In the foot-hills of the southern-most slopes of the Mendips lies a city called Wells. The most widely known fact about the place - that it is the smallest city in England - is also the least interesting. The Mendips, however, contrary to their present vegetative and water-rich state, were once part of a vast mountainous desert region. 220 million years ago the Mendips of the Triassic period basked under a much more equatorial band of sunlight. Proto-dinosaurs populated its slopes. The over-riding colour of the desert was rust-red, due to a high iron content in the rock. This haematite still stains the soil of the fields, and turns the floodwaters a dark terracotta.
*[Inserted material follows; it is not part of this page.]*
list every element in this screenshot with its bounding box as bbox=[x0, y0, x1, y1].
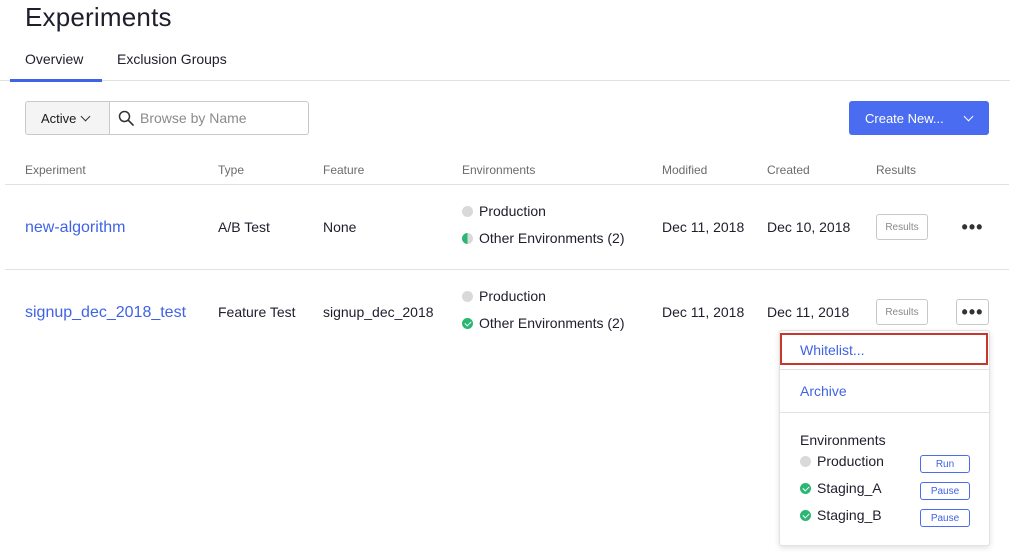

Later, and for a long period of time, they were the sea-bed of a long forgotten ocean. For millions of years they were underwater, collecting the bodies of countless generations of organisms which would later be turned into council houses. Then the waters receded and the hills were once again populated by land organisms. The water hadn't receded that far though, and the Mendips were now dressing themselves as tropical islands, fringed with sandy beaches and, a little further out to sea, banded by massive coral reefs. These islands were the breeding-grounds of icthyosaur and plesiosaur. The upland forests were patrolled by giant dragonflies, some of which sported wingspans of over 30cm.

Today, most of the Mendips have been eroded back to roughly the heights they reached during the Triassic period. The sand of the beaches that ringed the hills when they were tropical islands was sifted down through the sea, to be compressed into sandstone. The impressive scissor-arched cathedral at Wells is constructed of this material, and represents one of the most enduring sandcastles ever built by humans.